Fahrenheit 1989: China Erases Memories of Tiananmen

http://www.spiegel.de/international/world/how-china-is-erasing-memories-of-tianenmen-a-973885.html



Twenty-five years ago, the Chinese army violently suppressed protests on Tiananmen Square. To this day, Beijing uses pressure, censorship and money to stifle all attempts to commemorate the seminal incident in an up-and-coming China.

Fahrenheit 1989: China Erases Memories of Tiananmen
By Bernhard Zand in Beijing
June 06, 2014 – 07:32 PM

Hu Yaobang, 73, a reformer and one of the few politicians the Chinese have ever genuinely worshiped, died on April 15, 1989. As the party leaders who had toppled him from his position as general secretary two years earlier carried him to his grave, some 100,000 students gathered on Tiananmen Square and demanded Hu's rehabilitation. The incident marked the beginning of the revolutionary events of 1989 in faraway Beijing.

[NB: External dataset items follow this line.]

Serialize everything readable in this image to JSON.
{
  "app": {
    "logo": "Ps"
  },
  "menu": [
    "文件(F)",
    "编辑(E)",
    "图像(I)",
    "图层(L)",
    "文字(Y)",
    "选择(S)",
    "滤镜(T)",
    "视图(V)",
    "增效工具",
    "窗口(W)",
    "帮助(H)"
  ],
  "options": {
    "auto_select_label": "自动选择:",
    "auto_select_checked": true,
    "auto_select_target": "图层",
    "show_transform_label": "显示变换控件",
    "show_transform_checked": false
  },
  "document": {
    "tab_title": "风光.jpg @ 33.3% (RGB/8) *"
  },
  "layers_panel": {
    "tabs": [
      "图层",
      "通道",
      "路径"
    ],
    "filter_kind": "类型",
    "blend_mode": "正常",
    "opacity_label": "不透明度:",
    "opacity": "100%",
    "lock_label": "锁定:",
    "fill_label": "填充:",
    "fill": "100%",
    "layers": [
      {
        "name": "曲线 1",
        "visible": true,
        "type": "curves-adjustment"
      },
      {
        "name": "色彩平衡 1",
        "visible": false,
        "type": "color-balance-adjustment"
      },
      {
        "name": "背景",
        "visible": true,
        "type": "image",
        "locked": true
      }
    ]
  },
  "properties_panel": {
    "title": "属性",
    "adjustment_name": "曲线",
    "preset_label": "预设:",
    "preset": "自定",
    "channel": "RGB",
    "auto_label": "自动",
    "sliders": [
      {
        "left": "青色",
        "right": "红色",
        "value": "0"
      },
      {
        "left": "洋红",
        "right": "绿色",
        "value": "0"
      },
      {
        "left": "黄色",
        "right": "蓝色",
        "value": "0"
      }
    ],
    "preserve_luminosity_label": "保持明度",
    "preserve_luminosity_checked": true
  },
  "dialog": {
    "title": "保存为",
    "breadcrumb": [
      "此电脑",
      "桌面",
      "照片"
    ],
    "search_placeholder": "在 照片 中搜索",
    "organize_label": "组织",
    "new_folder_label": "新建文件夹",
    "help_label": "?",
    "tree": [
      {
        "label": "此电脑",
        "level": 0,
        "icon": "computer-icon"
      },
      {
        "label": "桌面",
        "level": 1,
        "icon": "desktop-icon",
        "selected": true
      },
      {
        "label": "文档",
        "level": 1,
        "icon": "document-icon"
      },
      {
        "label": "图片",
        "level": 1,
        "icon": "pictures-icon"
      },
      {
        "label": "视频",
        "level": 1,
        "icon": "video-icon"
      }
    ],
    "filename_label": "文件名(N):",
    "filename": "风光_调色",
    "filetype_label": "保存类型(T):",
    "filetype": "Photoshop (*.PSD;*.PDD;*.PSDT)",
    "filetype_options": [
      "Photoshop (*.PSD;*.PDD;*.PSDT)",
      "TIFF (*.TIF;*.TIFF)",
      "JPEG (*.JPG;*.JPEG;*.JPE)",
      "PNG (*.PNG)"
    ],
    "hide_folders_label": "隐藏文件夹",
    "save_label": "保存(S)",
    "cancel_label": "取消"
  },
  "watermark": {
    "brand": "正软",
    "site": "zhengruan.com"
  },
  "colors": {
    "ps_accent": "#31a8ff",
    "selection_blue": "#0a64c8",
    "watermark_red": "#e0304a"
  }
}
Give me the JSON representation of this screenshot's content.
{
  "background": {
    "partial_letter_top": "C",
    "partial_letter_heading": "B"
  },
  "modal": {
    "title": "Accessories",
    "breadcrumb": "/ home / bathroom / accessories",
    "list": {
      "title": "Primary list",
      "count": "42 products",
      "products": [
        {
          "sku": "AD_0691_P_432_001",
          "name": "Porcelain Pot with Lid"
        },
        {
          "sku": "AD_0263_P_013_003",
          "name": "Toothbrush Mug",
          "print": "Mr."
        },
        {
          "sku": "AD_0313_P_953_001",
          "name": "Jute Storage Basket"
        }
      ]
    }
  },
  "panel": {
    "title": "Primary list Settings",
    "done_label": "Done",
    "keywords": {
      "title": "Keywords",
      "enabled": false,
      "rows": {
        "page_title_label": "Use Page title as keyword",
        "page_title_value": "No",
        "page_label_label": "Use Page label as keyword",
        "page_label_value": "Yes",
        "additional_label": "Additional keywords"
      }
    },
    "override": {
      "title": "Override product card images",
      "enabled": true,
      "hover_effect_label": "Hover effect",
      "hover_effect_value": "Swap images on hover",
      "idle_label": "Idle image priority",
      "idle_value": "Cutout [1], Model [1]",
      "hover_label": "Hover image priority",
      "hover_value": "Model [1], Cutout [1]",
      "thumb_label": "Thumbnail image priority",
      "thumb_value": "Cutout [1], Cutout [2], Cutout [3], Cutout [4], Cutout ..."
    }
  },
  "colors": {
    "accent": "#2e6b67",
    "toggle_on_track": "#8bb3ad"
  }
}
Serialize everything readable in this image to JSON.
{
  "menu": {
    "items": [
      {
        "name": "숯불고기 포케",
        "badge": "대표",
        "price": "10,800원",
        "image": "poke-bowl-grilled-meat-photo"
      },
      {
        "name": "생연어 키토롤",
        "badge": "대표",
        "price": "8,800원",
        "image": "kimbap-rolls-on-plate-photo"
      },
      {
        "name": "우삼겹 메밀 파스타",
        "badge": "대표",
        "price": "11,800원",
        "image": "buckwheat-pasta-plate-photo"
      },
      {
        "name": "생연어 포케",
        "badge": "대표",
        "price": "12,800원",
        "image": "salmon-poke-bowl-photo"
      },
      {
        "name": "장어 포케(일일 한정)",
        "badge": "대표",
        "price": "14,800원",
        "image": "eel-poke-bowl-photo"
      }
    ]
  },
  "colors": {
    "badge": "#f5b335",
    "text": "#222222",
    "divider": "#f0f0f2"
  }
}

On the evening after Hu's death, his son asked his friend Zhang Lifan, a historian, to document the coming days and weeks. He told Zhang that members of the Hu family were too exhausted to do it themselves.

Today Zhang, who was 38 at the time, is one of China's leading intellectuals. He had 300,000 followers until last November, when censors shut down his blog. Zhang is a tall, kind and playful, 63-year-old man. When he is searching for a word or a memory, he tilts his head to one side and presses his left hand to his forehead. He wears a silver skull ring, a memento mori given to him by a Buddhist monk.

In the weeks following April 15, 1989, Zhang would become far more deeply involved in the events that were unfolding than he might have suspected on the evening after Hu Yaobang's death. He has waited almost a quarter of a century to publish part of his memoirs and talk about his experiences publicly.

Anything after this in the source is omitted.